Témoin de plus de mille ans d’histoire religieuse, le Monastère de Cimiez, fondé sur les vestiges d’une chapelle bénédictine, est agrandi par les frères franciscains au XVIe siècle. Aujourd’hui, il abrite l’église Notre-Dame-de-l’Assomption, ainsi qu’un musée dédié à l’histoire et à la spiritualité.
L’histoire du couvent de Cimiez est étroitement liée à celle de l’abbaye de Saint-Pons. « À l’origine, ce n’était qu’une petite église appartenant à l’un de ses prieurés », raconte Jacqueline Cuvier, figure emblématique de la paroisse depuis 1997.
« Ce n’est qu’en 1546 que les Franciscains s’installent à Cimiez après avoir vu leur monastère, situé sur l’actuelle place de la Croix de Marbre, détruit lors des guerres entre les rois et les princes. »

En échangeant avec l’abbaye de Saint-Pons les ruines de leur ancien monastère contre des terres, les Franciscains entreprennent alors la construction. « C’est d’ailleurs pour cela qu’il serait plus juste de parler de couvent plutôt que de monastère, car les Franciscains ne sont pas des moines », rappelle la paroissienne.
Un cimetière qui abrite de nombreuses figures
Au fil des années, il s’agrandit, aidé par les donations des bienfaiteurs. « Une citerne pour recueillir l’eau de pluie » est également creusée.

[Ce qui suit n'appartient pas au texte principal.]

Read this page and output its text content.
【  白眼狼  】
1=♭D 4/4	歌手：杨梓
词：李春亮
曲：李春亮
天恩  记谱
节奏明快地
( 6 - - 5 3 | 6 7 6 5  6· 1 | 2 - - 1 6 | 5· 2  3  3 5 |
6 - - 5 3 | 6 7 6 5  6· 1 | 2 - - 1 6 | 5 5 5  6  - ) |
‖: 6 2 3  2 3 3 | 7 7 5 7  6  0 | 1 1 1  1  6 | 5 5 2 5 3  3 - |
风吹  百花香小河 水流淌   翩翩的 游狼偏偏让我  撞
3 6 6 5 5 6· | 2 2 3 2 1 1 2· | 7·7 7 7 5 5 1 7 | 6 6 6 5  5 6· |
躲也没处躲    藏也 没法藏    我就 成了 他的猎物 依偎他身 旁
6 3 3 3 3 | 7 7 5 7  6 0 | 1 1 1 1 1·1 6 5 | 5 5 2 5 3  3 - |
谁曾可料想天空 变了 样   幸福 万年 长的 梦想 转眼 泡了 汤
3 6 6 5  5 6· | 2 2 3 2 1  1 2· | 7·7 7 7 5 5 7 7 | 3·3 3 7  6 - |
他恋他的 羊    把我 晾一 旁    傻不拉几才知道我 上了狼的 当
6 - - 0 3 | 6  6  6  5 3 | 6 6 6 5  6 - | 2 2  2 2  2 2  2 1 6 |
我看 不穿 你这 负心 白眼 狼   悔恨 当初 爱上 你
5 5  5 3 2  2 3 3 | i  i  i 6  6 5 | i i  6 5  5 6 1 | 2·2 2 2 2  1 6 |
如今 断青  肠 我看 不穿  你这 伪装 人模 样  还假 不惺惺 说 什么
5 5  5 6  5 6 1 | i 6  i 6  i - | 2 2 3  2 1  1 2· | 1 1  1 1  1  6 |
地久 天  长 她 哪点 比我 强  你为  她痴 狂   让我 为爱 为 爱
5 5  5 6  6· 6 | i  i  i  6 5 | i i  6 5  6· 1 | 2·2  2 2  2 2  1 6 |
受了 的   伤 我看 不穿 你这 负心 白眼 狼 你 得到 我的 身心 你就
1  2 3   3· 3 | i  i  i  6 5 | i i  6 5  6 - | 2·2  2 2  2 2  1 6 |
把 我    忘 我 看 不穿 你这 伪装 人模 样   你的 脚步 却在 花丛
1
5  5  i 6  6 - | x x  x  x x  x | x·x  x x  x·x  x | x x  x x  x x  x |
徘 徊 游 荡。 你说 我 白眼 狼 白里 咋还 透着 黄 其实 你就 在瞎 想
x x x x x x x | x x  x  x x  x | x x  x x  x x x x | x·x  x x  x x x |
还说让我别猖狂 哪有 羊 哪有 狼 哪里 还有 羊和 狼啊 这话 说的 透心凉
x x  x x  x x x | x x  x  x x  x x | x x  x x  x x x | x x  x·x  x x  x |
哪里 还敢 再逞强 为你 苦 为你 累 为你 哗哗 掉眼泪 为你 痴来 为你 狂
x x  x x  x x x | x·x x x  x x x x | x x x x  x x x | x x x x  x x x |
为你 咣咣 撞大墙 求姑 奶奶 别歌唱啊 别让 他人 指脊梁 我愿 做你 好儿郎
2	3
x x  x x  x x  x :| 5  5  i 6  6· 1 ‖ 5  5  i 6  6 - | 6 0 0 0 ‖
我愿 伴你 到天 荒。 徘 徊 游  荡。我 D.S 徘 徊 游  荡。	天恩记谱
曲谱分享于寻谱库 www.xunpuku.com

Des constructions qui s’étendent jusqu’à la fin du XIXe siècle, embellissant ce lieu, qui devient un refuge spirituel et historique pour la communauté.

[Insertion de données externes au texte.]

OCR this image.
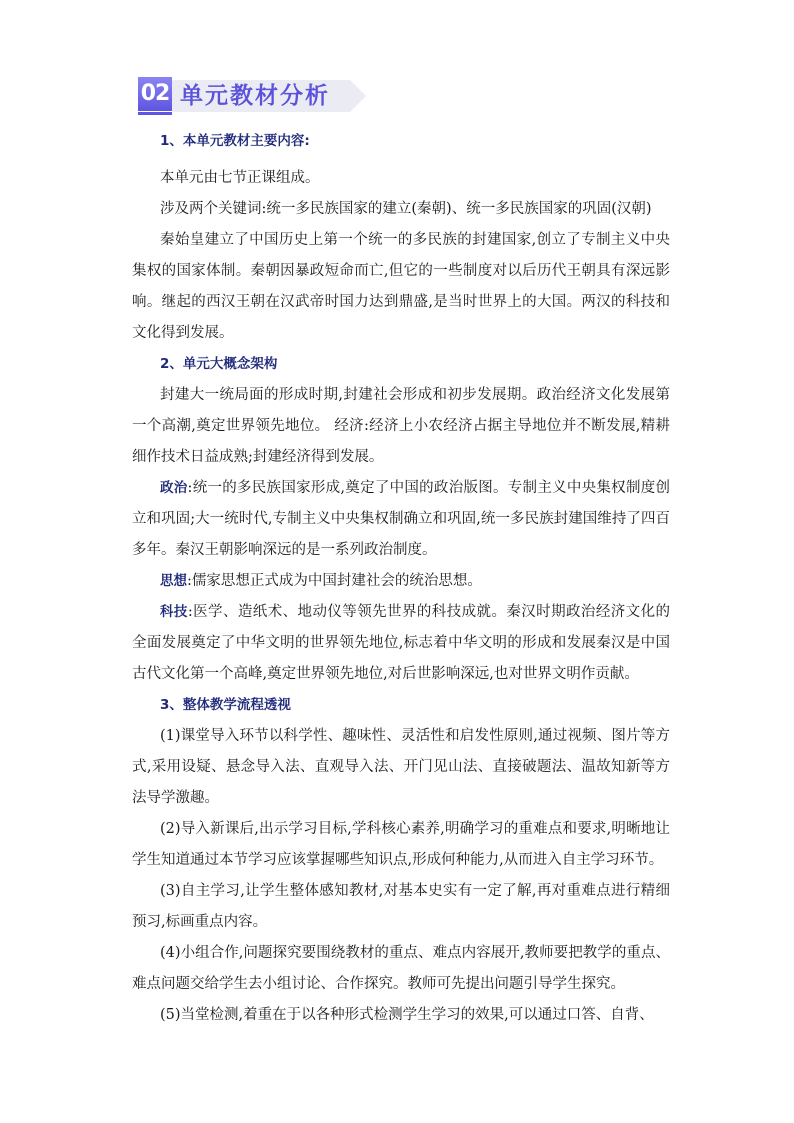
02 单元教材分析

1、本单元教材主要内容:

本单元由七节正课组成。

涉及两个关键词:统一多民族国家的建立(秦朝)、统一多民族国家的巩固(汉朝)

秦始皇建立了中国历史上第一个统一的多民族的封建国家,创立了专制主义中央集权的国家体制。秦朝因暴政短命而亡,但它的一些制度对以后历代王朝具有深远影响。继起的西汉王朝在汉武帝时国力达到鼎盛,是当时世界上的大国。两汉的科技和文化得到发展。

2、单元大概念架构

封建大一统局面的形成时期,封建社会形成和初步发展期。政治经济文化发展第一个高潮,奠定世界领先地位。 经济:经济上小农经济占据主导地位并不断发展,精耕细作技术日益成熟;封建经济得到发展。

政治:统一的多民族国家形成,奠定了中国的政治版图。专制主义中央集权制度创立和巩固;大一统时代,专制主义中央集权制确立和巩固,统一多民族封建国维持了四百多年。秦汉王朝影响深远的是一系列政治制度。

思想:儒家思想正式成为中国封建社会的统治思想。

科技:医学、造纸术、地动仪等领先世界的科技成就。秦汉时期政治经济文化的全面发展奠定了中华文明的世界领先地位,标志着中华文明的形成和发展秦汉是中国古代文化第一个高峰,奠定世界领先地位,对后世影响深远,也对世界文明作贡献。

3、整体教学流程透视

(1)课堂导入环节以科学性、趣味性、灵活性和启发性原则,通过视频、图片等方式,采用设疑、悬念导入法、直观导入法、开门见山法、直接破题法、温故知新等方法导学激趣。

(2)导入新课后,出示学习目标,学科核心素养,明确学习的重难点和要求,明晰地让学生知道通过本节学习应该掌握哪些知识点,形成何种能力,从而进入自主学习环节。

(3)自主学习,让学生整体感知教材,对基本史实有一定了解,再对重难点进行精细预习,标画重点内容。

(4)小组合作,问题探究要围绕教材的重点、难点内容展开,教师要把教学的重点、难点问题交给学生去小组讨论、合作探究。教师可先提出问题引导学生探究。

(5)当堂检测,着重在于以各种形式检测学生学习的效果,可以通过口答、自背、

Les aristocrates niçois, dès le XVIIIe siècle, avaient une tradition d’inhumation dans les églises. Une pratique interdite dès 1750, qui a conduit à la création d’un cimetière pour accueillir les dépouilles. Cimiez devient alors un lieu de sépulture prisé par la noblesse et la haute bourgeoisie locale.
« Des tombeaux de grandes familles se dressent autour de ce cimetière. » Aujourd’hui, ce dernier abrite les tombes de figures éminentes, dont les peintres Henri Matisse et Raoul Dufy, ainsi que Roger Martin du Gard, lauréat du prix Nobel de littérature en 1937.

Avec l’annexion de Nice en 1860, de nombreuses grandes familles françaises firent des dons pour embellir l’église du couvent. Elles financèrent la construction d’un portique pour abriter les pèlerins, d’une chapelle ainsi que celle d’un magnifique retable. « Des cadrans solaires furent même installés sur les quatre faces de l’église pour indiquer l’heure » ajoute Jacqueline Cuvier.
Le jardin et le mesclun : un héritage franciscain
Aujourd’hui jardin public, l’espace qui entoure le couvent était autrefois un potager entretenu par les Franciscains. Fidèles à leur mission de soutien aux plus démunis, ils envoyaient chaque jour un frère pour nourrir la communauté et les habitants de la colline. En échange de denrées comme de l’huile ou du blé, les villageois coupaient les herbes qui poussaient dans le jardin et qui n’étaient pas cultivées. « C’est ainsi qu’est né le mesclun, qui s’exporte maintenant dans le monde entier. »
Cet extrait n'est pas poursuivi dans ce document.